Paul’s expression was undeservedly kind. It was all sweet forgiveness. And even gratitude to top it off. “I know you do, Lena. I can tell you understand.”
They just stared at each other, but for the first time the silence didn’t feel shamefully insufficient. It felt okay.
“Do you want to take a break?” she asked him again.
“Okay,” he agreed this time.
The stump was big enough for two. She sat next to him cross-legged. She leaned into him a little, and he let her. The sun shone down on them benevolently.
The corners of her drawing, where she left it in the grass, flapped gently in the breeze.
She wanted to finish it, but she didn’t feel rushed. She realized she’d begun the drawing so she could tell Paul she was sorry.
Jiggle it a little it’ll open.
—Pinky and the Brain
via Roger Miller
It was another day in the rut.
Valia had used up most of her energy IMing her friends back home. It was the one time of the day she looked alive. Now they sat in the darkened den, Carmen preparing to wage another war of attrition, with the TV as the prize.
She hadn’t gotten her Ryan Hennessey fix in days. She tried to picture him. For some reason she couldn’t picture him. She stood up. “Valia, we’re festering. We have to get out of here.”
“Ve do?”
“We do. It’s a beautiful day. We need a walk.”
Valia looked sleepy and cranky. “I’m vatching a show. I don’t vant to valk.”
“Please?” Carmen suddenly felt so desperate she didn’t care about their standoff of sullenness.
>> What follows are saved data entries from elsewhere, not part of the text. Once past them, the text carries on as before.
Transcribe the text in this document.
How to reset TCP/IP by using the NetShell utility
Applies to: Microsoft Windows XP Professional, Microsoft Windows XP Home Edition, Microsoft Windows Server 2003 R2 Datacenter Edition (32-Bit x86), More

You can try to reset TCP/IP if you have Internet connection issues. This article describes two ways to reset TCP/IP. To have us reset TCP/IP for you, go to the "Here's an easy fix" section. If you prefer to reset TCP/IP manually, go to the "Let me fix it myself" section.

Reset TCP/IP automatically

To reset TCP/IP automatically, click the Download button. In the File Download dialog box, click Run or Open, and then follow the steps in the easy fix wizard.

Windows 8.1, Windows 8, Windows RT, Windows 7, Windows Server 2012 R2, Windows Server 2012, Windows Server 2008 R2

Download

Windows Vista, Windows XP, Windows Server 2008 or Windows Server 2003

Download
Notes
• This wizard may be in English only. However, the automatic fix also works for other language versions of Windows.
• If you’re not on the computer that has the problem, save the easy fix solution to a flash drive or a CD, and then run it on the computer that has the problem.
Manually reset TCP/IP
Let Valia win this round. “I’ll do all the work. You just sit in your chair.”
Valia considered. She liked being pled with. She liked her obvious power over Carmen. She shrugged. “It’s too hot.”
“It’s not so hot today. Please?”
Valia wouldn’t give Carmen the satisfaction of saying yes outright, but she looked at her wheelchair with resignation.
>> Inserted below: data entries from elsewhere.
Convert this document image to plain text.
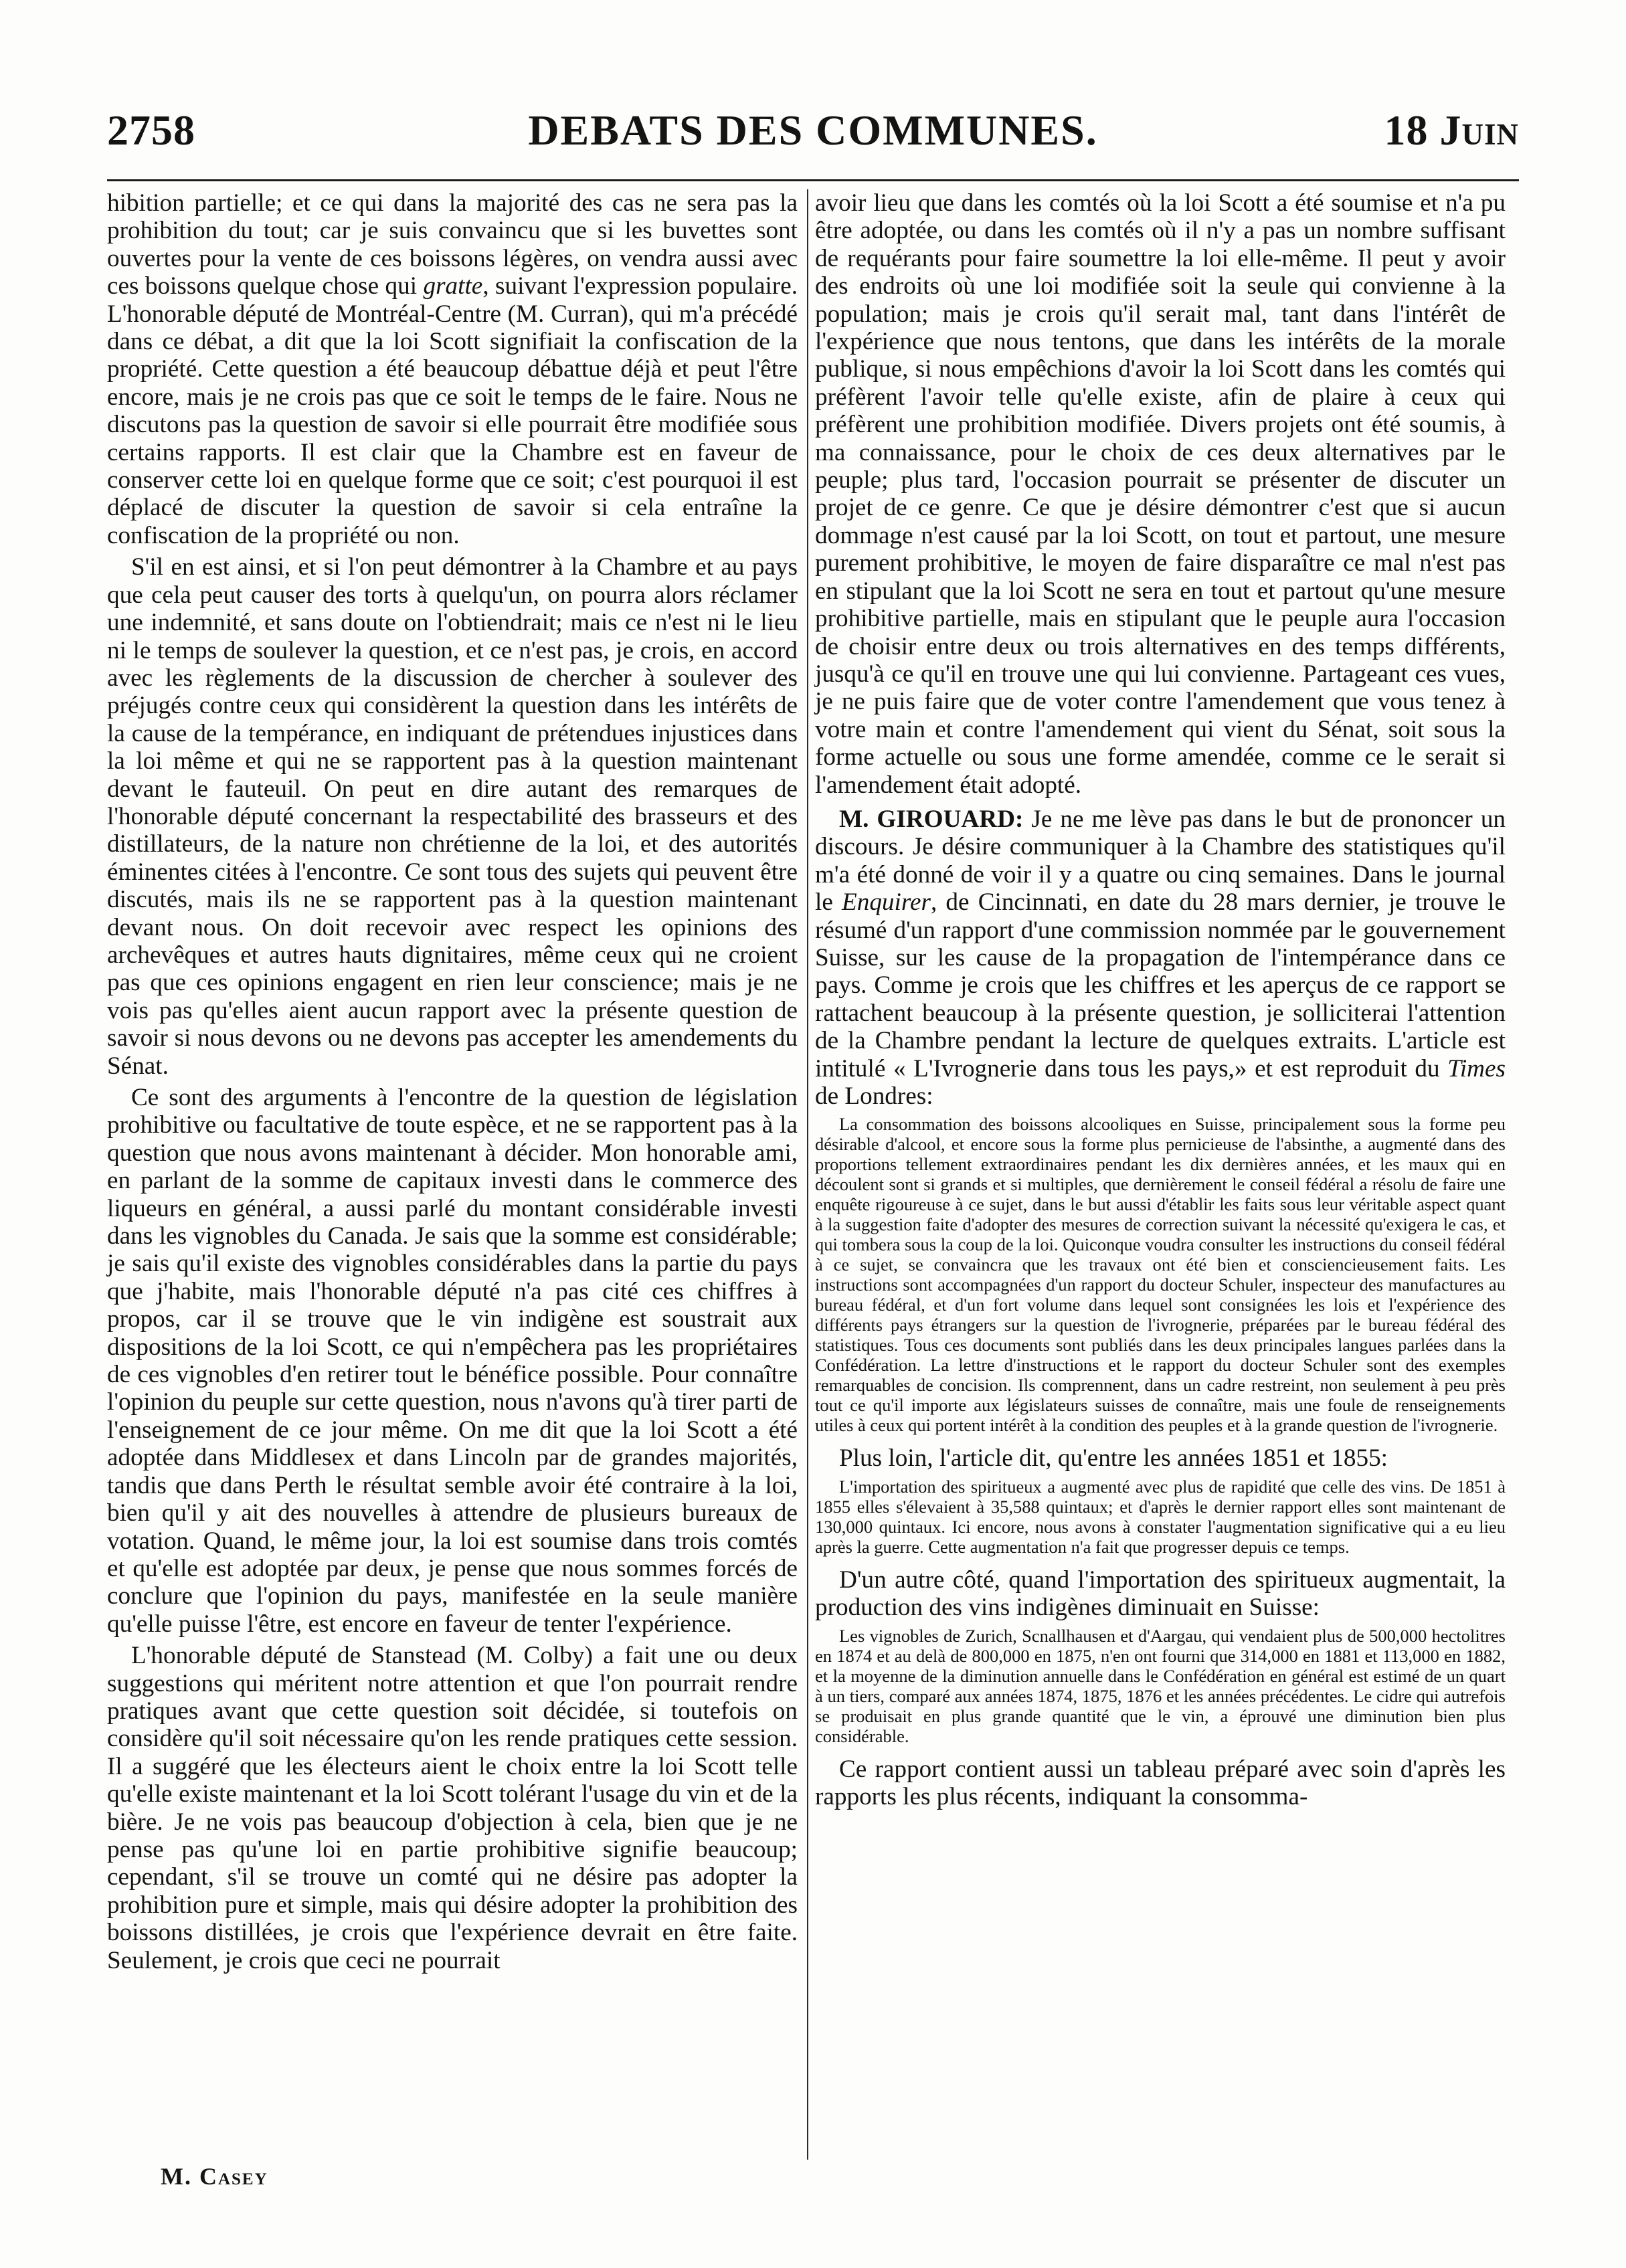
DEBATS DES COMMUNES.
2758	18 Juin

hibition partielle; et ce qui dans la majorité des cas ne sera pas la prohibition du tout; car je suis convaincu que si les buvettes sont ouvertes pour la vente de ces boissons légères, on vendra aussi avec ces boissons quelque chose qui gratte, suivant l'expression populaire. L'honorable député de Montréal-Centre (M. Curran), qui m'a précédé dans ce débat, a dit que la loi Scott signifiait la confiscation de la propriété. Cette question a été beaucoup débattue déjà et peut l'être encore, mais je ne crois pas que ce soit le temps de le faire. Nous ne discutons pas la question de savoir si elle pourrait être modifiée sous certains rapports. Il est clair que la Chambre est en faveur de conserver cette loi en quelque forme que ce soit; c'est pourquoi il est déplacé de discuter la question de savoir si cela entraîne la confiscation de la propriété ou non.

S'il en est ainsi, et si l'on peut démontrer à la Chambre et au pays que cela peut causer des torts à quelqu'un, on pourra alors réclamer une indemnité, et sans doute on l'obtiendrait; mais ce n'est ni le lieu ni le temps de soulever la question, et ce n'est pas, je crois, en accord avec les règlements de la discussion de chercher à soulever des préjugés contre ceux qui considèrent la question dans les intérêts de la cause de la tempérance, en indiquant de prétendues injustices dans la loi même et qui ne se rapportent pas à la question maintenant devant le fauteuil. On peut en dire autant des remarques de l'honorable député concernant la respectabilité des brasseurs et des distillateurs, de la nature non chrétienne de la loi, et des autorités éminentes citées à l'encontre. Ce sont tous des sujets qui peuvent être discutés, mais ils ne se rapportent pas à la question maintenant devant nous. On doit recevoir avec respect les opinions des archevêques et autres hauts dignitaires, même ceux qui ne croient pas que ces opinions engagent en rien leur conscience; mais je ne vois pas qu'elles aient aucun rapport avec la présente question de savoir si nous devons ou ne devons pas accepter les amendements du Sénat.

Ce sont des arguments à l'encontre de la question de législation prohibitive ou facultative de toute espèce, et ne se rapportent pas à la question que nous avons maintenant à décider. Mon honorable ami, en parlant de la somme de capitaux investi dans le commerce des liqueurs en général, a aussi parlé du montant considérable investi dans les vignobles du Canada. Je sais que la somme est considérable; je sais qu'il existe des vignobles considérables dans la partie du pays que j'habite, mais l'honorable député n'a pas cité ces chiffres à propos, car il se trouve que le vin indigène est soustrait aux dispositions de la loi Scott, ce qui n'empêchera pas les propriétaires de ces vignobles d'en retirer tout le bénéfice possible. Pour connaître l'opinion du peuple sur cette question, nous n'avons qu'à tirer parti de l'enseignement de ce jour même. On me dit que la loi Scott a été adoptée dans Middlesex et dans Lincoln par de grandes majorités, tandis que dans Perth le résultat semble avoir été contraire à la loi, bien qu'il y ait des nouvelles à attendre de plusieurs bureaux de votation. Quand, le même jour, la loi est soumise dans trois comtés et qu'elle est adoptée par deux, je pense que nous sommes forcés de conclure que l'opinion du pays, manifestée en la seule manière qu'elle puisse l'être, est encore en faveur de tenter l'expérience.

L'honorable député de Stanstead (M. Colby) a fait une ou deux suggestions qui méritent notre attention et que l'on pourrait rendre pratiques avant que cette question soit décidée, si toutefois on considère qu'il soit nécessaire qu'on les rende pratiques cette session. Il a suggéré que les électeurs aient le choix entre la loi Scott telle qu'elle existe maintenant et la loi Scott tolérant l'usage du vin et de la bière. Je ne vois pas beaucoup d'objection à cela, bien que je ne pense pas qu'une loi en partie prohibitive signifie beaucoup; cependant, s'il se trouve un comté qui ne désire pas adopter la prohibition pure et simple, mais qui désire adopter la prohibition des boissons distillées, je crois que l'expérience devrait en être faite. Seulement, je crois que ceci ne pourrait

avoir lieu que dans les comtés où la loi Scott a été soumise et n'a pu être adoptée, ou dans les comtés où il n'y a pas un nombre suffisant de requérants pour faire soumettre la loi elle-même. Il peut y avoir des endroits où une loi modifiée soit la seule qui convienne à la population; mais je crois qu'il serait mal, tant dans l'intérêt de l'expérience que nous tentons, que dans les intérêts de la morale publique, si nous empêchions d'avoir la loi Scott dans les comtés qui préfèrent l'avoir telle qu'elle existe, afin de plaire à ceux qui préfèrent une prohibition modifiée. Divers projets ont été soumis, à ma connaissance, pour le choix de ces deux alternatives par le peuple; plus tard, l'occasion pourrait se présenter de discuter un projet de ce genre. Ce que je désire démontrer c'est que si aucun dommage n'est causé par la loi Scott, on tout et partout, une mesure purement prohibitive, le moyen de faire disparaître ce mal n'est pas en stipulant que la loi Scott ne sera en tout et partout qu'une mesure prohibitive partielle, mais en stipulant que le peuple aura l'occasion de choisir entre deux ou trois alternatives en des temps différents, jusqu'à ce qu'il en trouve une qui lui convienne. Partageant ces vues, je ne puis faire que de voter contre l'amendement que vous tenez à votre main et contre l'amendement qui vient du Sénat, soit sous la forme actuelle ou sous une forme amendée, comme ce le serait si l'amendement était adopté.

M. GIROUARD: Je ne me lève pas dans le but de prononcer un discours. Je désire communiquer à la Chambre des statistiques qu'il m'a été donné de voir il y a quatre ou cinq semaines. Dans le journal le Enquirer, de Cincinnati, en date du 28 mars dernier, je trouve le résumé d'un rapport d'une commission nommée par le gouvernement Suisse, sur les cause de la propagation de l'intempérance dans ce pays. Comme je crois que les chiffres et les aperçus de ce rapport se rattachent beaucoup à la présente question, je solliciterai l'attention de la Chambre pendant la lecture de quelques extraits. L'article est intitulé « L'Ivrognerie dans tous les pays,» et est reproduit du Times de Londres:

La consommation des boissons alcooliques en Suisse, principalement sous la forme peu désirable d'alcool, et encore sous la forme plus pernicieuse de l'absinthe, a augmenté dans des proportions tellement extraordinaires pendant les dix dernières années, et les maux qui en découlent sont si grands et si multiples, que dernièrement le conseil fédéral a résolu de faire une enquête rigoureuse à ce sujet, dans le but aussi d'établir les faits sous leur véritable aspect quant à la suggestion faite d'adopter des mesures de correction suivant la nécessité qu'exigera le cas, et qui tombera sous la coup de la loi. Quiconque voudra consulter les instructions du conseil fédéral à ce sujet, se convaincra que les travaux ont été bien et consciencieusement faits. Les instructions sont accompagnées d'un rapport du docteur Schuler, inspecteur des manufactures au bureau fédéral, et d'un fort volume dans lequel sont consignées les lois et l'expérience des différents pays étrangers sur la question de l'ivrognerie, préparées par le bureau fédéral des statistiques. Tous ces documents sont publiés dans les deux principales langues parlées dans la Confédération. La lettre d'instructions et le rapport du docteur Schuler sont des exemples remarquables de concision. Ils comprennent, dans un cadre restreint, non seulement à peu près tout ce qu'il importe aux législateurs suisses de connaître, mais une foule de renseignements utiles à ceux qui portent intérêt à la condition des peuples et à la grande question de l'ivrognerie.

Plus loin, l'article dit, qu'entre les années 1851 et 1855:

L'importation des spiritueux a augmenté avec plus de rapidité que celle des vins. De 1851 à 1855 elles s'élevaient à 35,588 quintaux; et d'après le dernier rapport elles sont maintenant de 130,000 quintaux. Ici encore, nous avons à constater l'augmentation significative qui a eu lieu après la guerre. Cette augmentation n'a fait que progresser depuis ce temps.

D'un autre côté, quand l'importation des spiritueux augmentait, la production des vins indigènes diminuait en Suisse:

Les vignobles de Zurich, Scnallhausen et d'Aargau, qui vendaient plus de 500,000 hectolitres en 1874 et au delà de 800,000 en 1875, n'en ont fourni que 314,000 en 1881 et 113,000 en 1882, et la moyenne de la diminution annuelle dans le Confédération en général est estimé de un quart à un tiers, comparé aux années 1874, 1875, 1876 et les années précédentes. Le cidre qui autrefois se produisait en plus grande quantité que le vin, a éprouvé une diminution bien plus considérable.

Ce rapport contient aussi un tableau préparé avec soin d'après les rapports les plus récents, indiquant la consomma-

M. Casey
Carmen took the opening. Gently she heaved Valia’s skinny body into her wheelchair. “Okay.” Carmen checked for her keys and her money and wheeled Valia right out the door.
The sky was perfectly blue. Though it was August, the swampy deep-summer haze had momentarily lifted. It was so good to be out. Carmen walked aimlessly, letting her mind wander. She tried to look at the world through Valia’s eyes, to imagine how each suburban vista looked through the eyes of an old woman who had spent her life on an Aegean island. Not so good, obviously. But when Carmen looked up and saw the sky, she knew it was the same sky. She wondered if Valia saw this lovely, azure sky and knew it was her same sky.
For some reason, a picture pushed into Carmen’s mind of a restaurant she’d been to with her mom a few times. She didn’t remember the name of it, but she knew exactly where it was. She pointed them in the direction of it and walked. She felt hungry all of a sudden.
At the restaurant, Carmen was pleased to see they still had tables with large white umbrellas set up outside. Red geraniums flowed from wooden boxes along the whitewashed walls of the little terrace. Carmen had never been to Greece, but she imagined that if you just looked at a small patch of the wall or looked up at the white umbrella against the sky, maybe it would look a little like this.
She set Valia up at a table. There were no other diners.
“Vhy are ve here?” Valia demanded.
“I need a rest and I’m also kind of hungry. Do you mind?”
Valia looked annoyed but martyred. “Does it matter if I mind?”
“I’ll be right back,” Carmen promised.
They didn’t have waiter service at the café tables, so she went to order from the counter inside. It was after lunch and before dinner, so the place was pretty deserted. She felt a bit illicit as she studied the menu. It wasn’t Greek food precisely, but it was Mediterranean.